Maximum-likelihood phylogenetic tree for human NoV genome sequences (6400-8500 bp). The overall evolutionary relationship of SCD1878_GII.9[P7] to closely related NoV genogroups is shown in the tree on the left. An enlarged view of SCD1878_GII.9[P7]-related sequences is shown for the portion of the tree indicated by a yellow box. Ultrafast bootstrap values and Shimodaira-Hasegawa-like approximate-likelihood ratios are included in the node labels.

The rapid development of sequencing technology has greatly facilitated virus monitoring. With the development of second- and third-generation sequencing technologies, discovering and analyzing longer viral genomes has become practical. Additional complete RdRp sequences or, ideally, complete genome sequences for all reference strains will help to improve the robustness of the present classification system [19]. Obtaining whole genome sequences of rare genotypes will not only enrich the database but also provide valuable information for analysis of evolution, as well as reference genome sequences for analysis of diversity, and screening for drug and vaccine development.

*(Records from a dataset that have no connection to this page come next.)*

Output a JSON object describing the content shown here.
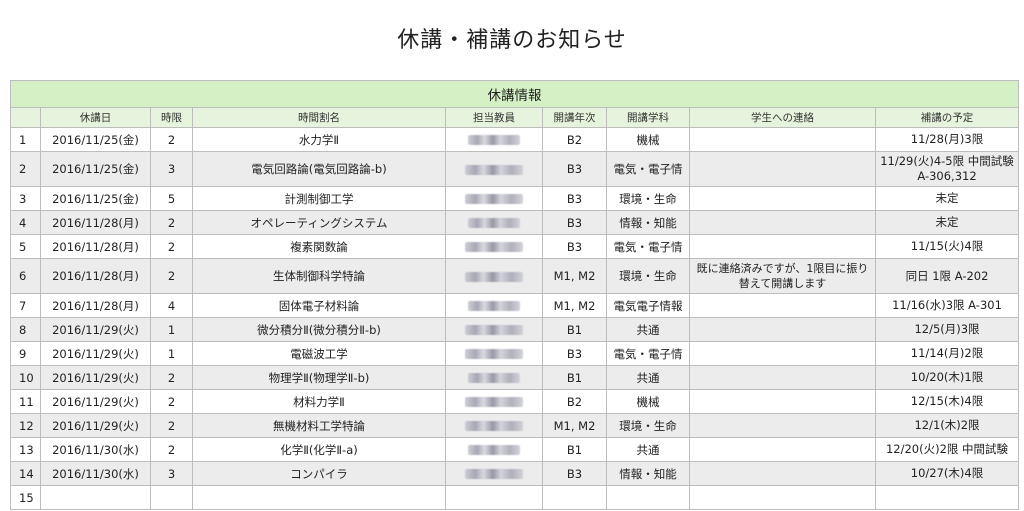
{
  "page": {
    "title": "休講・補講のお知らせ"
  },
  "table": {
    "caption": "休講情報",
    "columns": [
      "",
      "休講日",
      "時限",
      "時間割名",
      "担当教員",
      "開講年次",
      "開講学科",
      "学生への連絡",
      "補講の予定"
    ],
    "rows": [
      {
        "no": "1",
        "date": "2016/11/25(金)",
        "period": "2",
        "course": "水力学Ⅱ",
        "grade": "B2",
        "dept": "機械",
        "contact": "",
        "makeup": "11/28(月)3限"
      },
      {
        "no": "2",
        "date": "2016/11/25(金)",
        "period": "3",
        "course": "電気回路論(電気回路論-b)",
        "grade": "B3",
        "dept": "電気・電子情",
        "contact": "",
        "makeup": "11/29(火)4-5限 中間試験 A-306,312"
      },
      {
        "no": "3",
        "date": "2016/11/25(金)",
        "period": "5",
        "course": "計測制御工学",
        "grade": "B3",
        "dept": "環境・生命",
        "contact": "",
        "makeup": "未定"
      },
      {
        "no": "4",
        "date": "2016/11/28(月)",
        "period": "2",
        "course": "オペレーティングシステム",
        "grade": "B3",
        "dept": "情報・知能",
        "contact": "",
        "makeup": "未定"
      },
      {
        "no": "5",
        "date": "2016/11/28(月)",
        "period": "2",
        "course": "複素関数論",
        "grade": "B3",
        "dept": "電気・電子情",
        "contact": "",
        "makeup": "11/15(火)4限"
      },
      {
        "no": "6",
        "date": "2016/11/28(月)",
        "period": "2",
        "course": "生体制御科学特論",
        "grade": "M1, M2",
        "dept": "環境・生命",
        "contact": "既に連絡済みですが、1限目に振り替えて開講します",
        "makeup": "同日 1限 A-202"
      },
      {
        "no": "7",
        "date": "2016/11/28(月)",
        "period": "4",
        "course": "固体電子材料論",
        "grade": "M1, M2",
        "dept": "電気電子情報",
        "contact": "",
        "makeup": "11/16(水)3限 A-301"
      },
      {
        "no": "8",
        "date": "2016/11/29(火)",
        "period": "1",
        "course": "微分積分Ⅱ(微分積分Ⅱ-b)",
        "grade": "B1",
        "dept": "共通",
        "contact": "",
        "makeup": "12/5(月)3限"
      },
      {
        "no": "9",
        "date": "2016/11/29(火)",
        "period": "1",
        "course": "電磁波工学",
        "grade": "B3",
        "dept": "電気・電子情",
        "contact": "",
        "makeup": "11/14(月)2限"
      },
      {
        "no": "10",
        "date": "2016/11/29(火)",
        "period": "2",
        "course": "物理学Ⅱ(物理学Ⅱ-b)",
        "grade": "B1",
        "dept": "共通",
        "contact": "",
        "makeup": "10/20(木)1限"
      },
      {
        "no": "11",
        "date": "2016/11/29(火)",
        "period": "2",
        "course": "材料力学Ⅱ",
        "grade": "B2",
        "dept": "機械",
        "contact": "",
        "makeup": "12/15(木)4限"
      },
      {
        "no": "12",
        "date": "2016/11/29(火)",
        "period": "2",
        "course": "無機材料工学特論",
        "grade": "M1, M2",
        "dept": "環境・生命",
        "contact": "",
        "makeup": "12/1(木)2限"
      },
      {
        "no": "13",
        "date": "2016/11/30(水)",
        "period": "2",
        "course": "化学Ⅱ(化学Ⅱ-a)",
        "grade": "B1",
        "dept": "共通",
        "contact": "",
        "makeup": "12/20(火)2限 中間試験"
      },
      {
        "no": "14",
        "date": "2016/11/30(水)",
        "period": "3",
        "course": "コンパイラ",
        "grade": "B3",
        "dept": "情報・知能",
        "contact": "",
        "makeup": "10/27(木)4限"
      },
      {
        "no": "15",
        "date": "",
        "period": "",
        "course": "",
        "grade": "",
        "dept": "",
        "contact": "",
        "makeup": ""
      }
    ]
  }
}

Nucleotide sequence accession number The GenBank accession number for norovirus SCD1878_GII.9[P7] is MZ312111.

Supplementary Information

Below is the link to the electronic supplementary material.

Funding

This research was funded by the National Science and Technology Major Project (2018ZX10101003-002), General Administration of Customs Project (2021HK131), and State Key Laboratory of Applied Microbiology Southern China (SKLAM 002-2019).

Declarations

Conflict of interest

The authors declare no conflict of interest.

Ethical approval

Ethical approval for this study was obtained from the China CDC Ethical Review Committee (no. M202007) (Beijing, China).